De Wet open overheid en de Europese AI Act: deze actuele onderwerpen stonden op het programma van een congres van het Landelijk Juristenoverleg. De juridische afdelingen van alle Nederlandse universiteiten kwamen hiervoor op 14 november naar Delft. “Overheidsinformatie is niet van de overheid, maar van iedereen.”
Translation in progress
“Vandaag zijn wij met juristen onderling. Dat is ook weleens aardig.” Terwijl Manon Polak als directeur Legal Services van de TU Delft de bezoekers welkom heet, druppelen de laatsten binnen in het glazen huis op The Green Village. Op dit tweede jaarlijkse congres van het Landelijk Juristenoverleg (LJO) komen zo’n 120 deelnemers af. Zij werken op de juridische afdelingen van de Nederlandse universiteiten en komen naar Delft voor een ochtend met lezingen en een middag met workshops in kleinere groepen.
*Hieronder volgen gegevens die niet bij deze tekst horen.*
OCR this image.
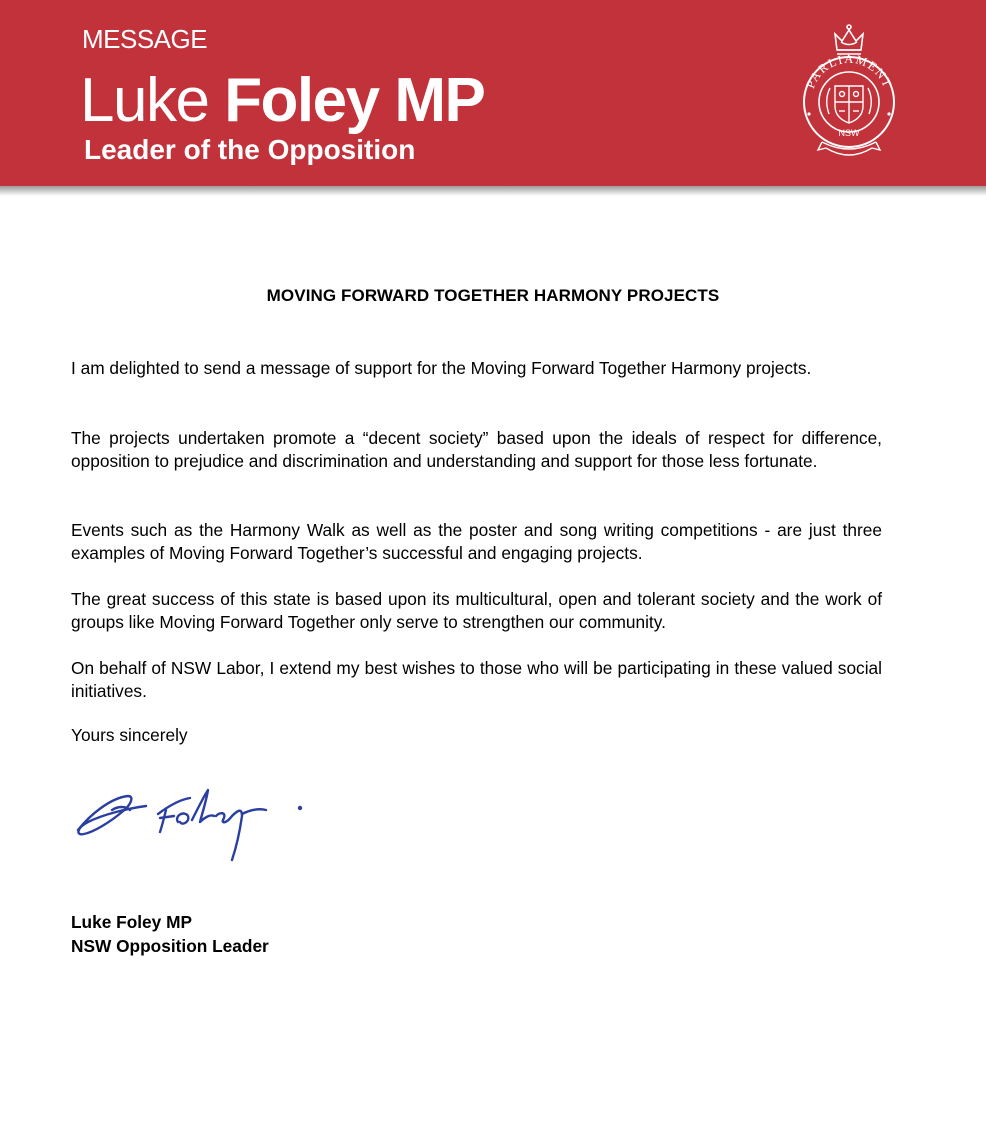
MESSAGE
Luke Foley MP
Leader of the Opposition
PARLIAMENT
NSW
MOVING FORWARD TOGETHER HARMONY PROJECTS

I am delighted to send a message of support for the Moving Forward Together Harmony projects.

The projects undertaken promote a “decent society” based upon the ideals of respect for difference, opposition to prejudice and discrimination and understanding and support for those less fortunate.

Events such as the Harmony Walk as well as the poster and song writing competitions - are just three examples of Moving Forward Together’s successful and engaging projects.

The great success of this state is based upon its multicultural, open and tolerant society and the work of groups like Moving Forward Together only serve to strengthen our community.

On behalf of NSW Labor, I extend my best wishes to those who will be participating in these valued social initiatives.

Yours sincerely
Luke Foley MP
NSW Opposition Leader
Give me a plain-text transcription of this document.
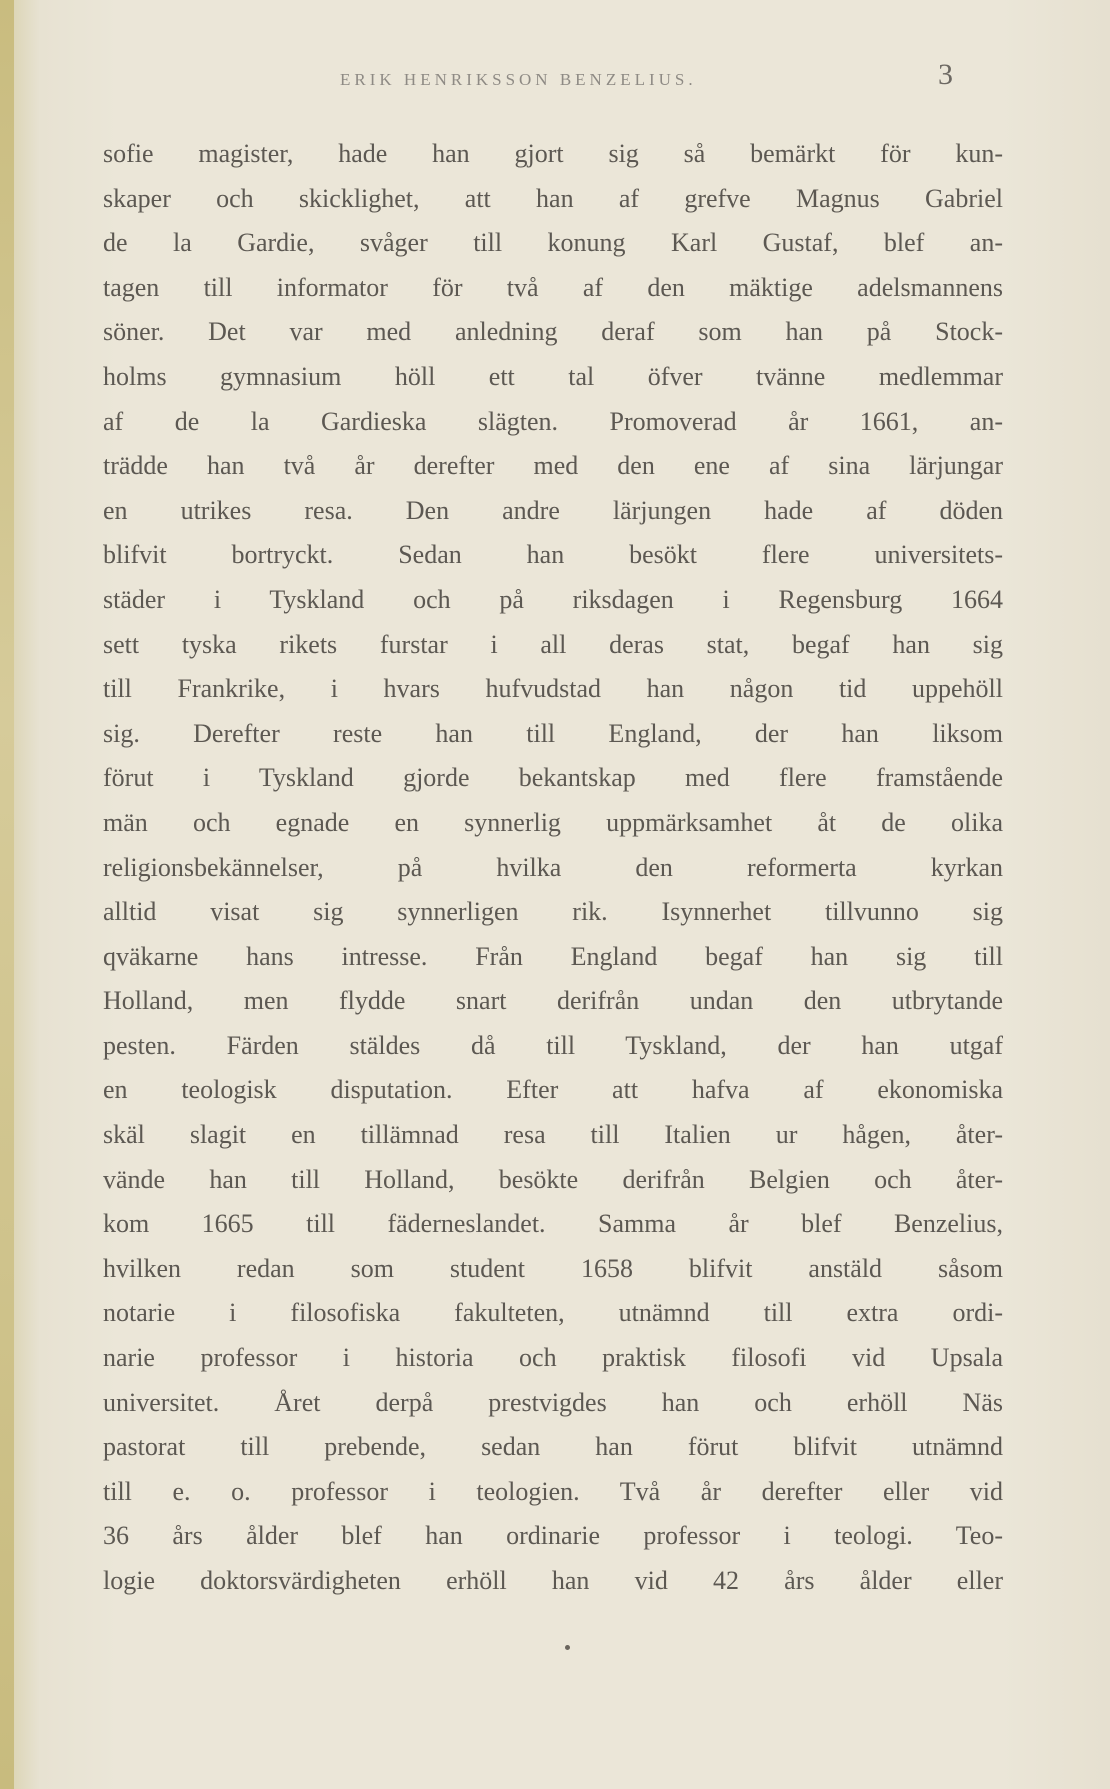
ERIK HENRIKSSON BENZELIUS.	3
sofie magister, hade han gjort sig så bemärkt för kun-
skaper och skicklighet, att han af grefve Magnus Gabriel
de la Gardie, svåger till konung Karl Gustaf, blef an-
tagen till informator för två af den mäktige adelsmannens
söner. Det var med anledning deraf som han på Stock-
holms gymnasium höll ett tal öfver tvänne medlemmar
af de la Gardieska slägten. Promoverad år 1661, an-
trädde han två år derefter med den ene af sina lärjungar
en utrikes resa. Den andre lärjungen hade af döden
blifvit bortryckt. Sedan han besökt flere universitets-
städer i Tyskland och på riksdagen i Regensburg 1664
sett tyska rikets furstar i all deras stat, begaf han sig
till Frankrike, i hvars hufvudstad han någon tid uppehöll
sig. Derefter reste han till England, der han liksom
förut i Tyskland gjorde bekantskap med flere framstående
män och egnade en synnerlig uppmärksamhet åt de olika
religionsbekännelser, på hvilka den reformerta kyrkan
alltid visat sig synnerligen rik. Isynnerhet tillvunno sig
qväkarne hans intresse. Från England begaf han sig till
Holland, men flydde snart derifrån undan den utbrytande
pesten. Färden stäldes då till Tyskland, der han utgaf
en teologisk disputation. Efter att hafva af ekonomiska
skäl slagit en tillämnad resa till Italien ur hågen, åter-
vände han till Holland, besökte derifrån Belgien och åter-
kom 1665 till fäderneslandet. Samma år blef Benzelius,
hvilken redan som student 1658 blifvit anstäld såsom
notarie i filosofiska fakulteten, utnämnd till extra ordi-
narie professor i historia och praktisk filosofi vid Upsala
universitet. Året derpå prestvigdes han och erhöll Näs
pastorat till prebende, sedan han förut blifvit utnämnd
till e. o. professor i teologien. Två år derefter eller vid
36 års ålder blef han ordinarie professor i teologi. Teo-
logie doktorsvärdigheten erhöll han vid 42 års ålder eller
De Delftse juridische afdeling heeft een programma samengesteld met actuele onderwerpen, vertelt Polak. Daarin gaat het onder andere over de Wet open overheid (Woo) en de Artificial Intelligence Act die recent door Europa is ingevoerd. Ook het onderwerp sociale veiligheid komt aan bod. “Het kan niemand ontgaan zijn dat dit aan de TU Delft heel actueel is”, vertelt Polak. Hoewel ze denkt ‘dat er op andere universiteiten ook weleens wat speelt op dat vlak’, wil ze graag enkele Delftse inzichten delen. “Haast en zorgvuldigheid verhouden zich soms slecht tot elkaar, maar wij proberen daarbij het goede te doen.”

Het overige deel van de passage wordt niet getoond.